There also are fewer managerial staff who are primarily providing oversight of direct caregivers, in a staff empowerment concept. The net effect is that fewer staff members are needed overall—and this can contribute to positive financial results.

For example, Ohio-based Otterbein Senior Lifestyle Choices has been an ambitious and successful small house adopter, Rabig says. It has implemented the empowered work team and universal workers, and its small houses achieved a roughly 5% operating margin when they were filled. They are about three years old now.

“[Otterbein] certainly has demonstrated that the model is cost-effective when in its pure form,” Rabig says.

But issues can arise when operators try to blend this type of staffing with more traditional practices, Rabig, Siefering and Freeman agree. This can happen for a number of reasons.

“Sometimes clients want us to design a new building, and they haven’t budgeted anything in terms of time and money for training,” he says. “So they bring staff from an existing building with an old operating culture and expect them to operate differently just because they move into a new building. They need a very different way of looking at things.”

Having more empowered direct caregivers also requires that organization leaders have to trust the staff, Siefering points out. If problems arise, there can be a tendency to reinstate more staff at the managerial level. Instead, operators should double-down on training and mentoring to keep the staffing lean and economical, he advises.

Dietary is another realm where these types of operational inefficiencies often originate. If a community has both a traditional building and small houses, it can be tempting to try to continue to distribute food from a single, central kitchen—especially if the workers in the small houses are running into cooking-related challenges.

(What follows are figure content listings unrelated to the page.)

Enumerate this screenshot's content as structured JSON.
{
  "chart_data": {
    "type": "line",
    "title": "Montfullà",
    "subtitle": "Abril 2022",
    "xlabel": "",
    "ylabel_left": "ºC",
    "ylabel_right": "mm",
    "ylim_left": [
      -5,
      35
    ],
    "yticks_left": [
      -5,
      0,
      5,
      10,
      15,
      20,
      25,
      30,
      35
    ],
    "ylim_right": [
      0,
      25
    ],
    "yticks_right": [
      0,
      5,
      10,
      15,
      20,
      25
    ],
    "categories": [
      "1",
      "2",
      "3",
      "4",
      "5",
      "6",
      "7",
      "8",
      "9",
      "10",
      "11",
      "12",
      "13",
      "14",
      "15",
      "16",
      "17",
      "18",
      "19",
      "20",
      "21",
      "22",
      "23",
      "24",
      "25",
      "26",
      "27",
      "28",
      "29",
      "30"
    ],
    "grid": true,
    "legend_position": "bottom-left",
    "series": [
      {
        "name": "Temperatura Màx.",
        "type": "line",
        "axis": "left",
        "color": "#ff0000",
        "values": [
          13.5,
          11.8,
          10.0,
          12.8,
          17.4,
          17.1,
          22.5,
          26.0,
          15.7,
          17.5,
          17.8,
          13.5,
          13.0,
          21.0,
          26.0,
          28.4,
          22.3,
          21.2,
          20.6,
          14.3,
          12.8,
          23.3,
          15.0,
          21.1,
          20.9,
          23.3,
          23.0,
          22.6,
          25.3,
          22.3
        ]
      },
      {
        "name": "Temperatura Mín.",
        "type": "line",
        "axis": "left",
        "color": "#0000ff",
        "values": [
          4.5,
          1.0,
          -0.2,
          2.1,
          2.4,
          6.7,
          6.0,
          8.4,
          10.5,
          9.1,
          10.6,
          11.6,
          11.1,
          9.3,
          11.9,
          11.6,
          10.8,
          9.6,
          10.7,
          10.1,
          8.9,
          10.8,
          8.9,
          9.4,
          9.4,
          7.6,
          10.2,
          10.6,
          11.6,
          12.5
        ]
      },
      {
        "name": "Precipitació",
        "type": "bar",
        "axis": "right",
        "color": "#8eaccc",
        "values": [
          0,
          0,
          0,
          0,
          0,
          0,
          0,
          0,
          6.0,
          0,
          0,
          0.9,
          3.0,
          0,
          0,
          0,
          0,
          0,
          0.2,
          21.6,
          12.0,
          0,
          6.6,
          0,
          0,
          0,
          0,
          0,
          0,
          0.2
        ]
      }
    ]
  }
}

Rabig is direct in stating what has to be done to achieve cost neutrality or savings: “Eliminate [separate] laundry, housekeeping and dietary staffs, or else you will increase your staffing costs in a way that will destroy your outcomes,” she says.

Having technology such as scheduling software and electronic medical records also is an important piece of the puzzle, as it can help lighten workloads, maximize efficiency, trim staffing needs related to documentation, and reduce reliance on agency workers who fill in on a temporary basis, Rabig adds.

Finally, track each individual household’s costs, she advises. This makes it easier to identify if financial targets are being missed due to a systemic issue or because a particular household is not operating smoothly.

Introducing household care in a cost-effective manner clearly takes forethought, collaboration among multiple parties, and hard work, but the payoff is substantial—and not only in monetary terms. Of the senior living providers recently surveyed by Perkins Eastman, 88% said residents’ socialization improved in a household model, 78% said residents’ health/wellbeing improved, and 55% said the number of visitors improved.

That said, there are bottom-line benefits as well. About a third of the Perkins Eastman respondents said staff turnover and recruitment improved with a household model. And Loch Haven is seeing a high demand for rooms at its cottages—so much, in fact, that small houses eventually might entirely replace the legacy building that has stood for more than 40 years.

“It can be more cost-effective to put money in a new type of model than renovate,” Freeman says. “This is the direction we see care going.”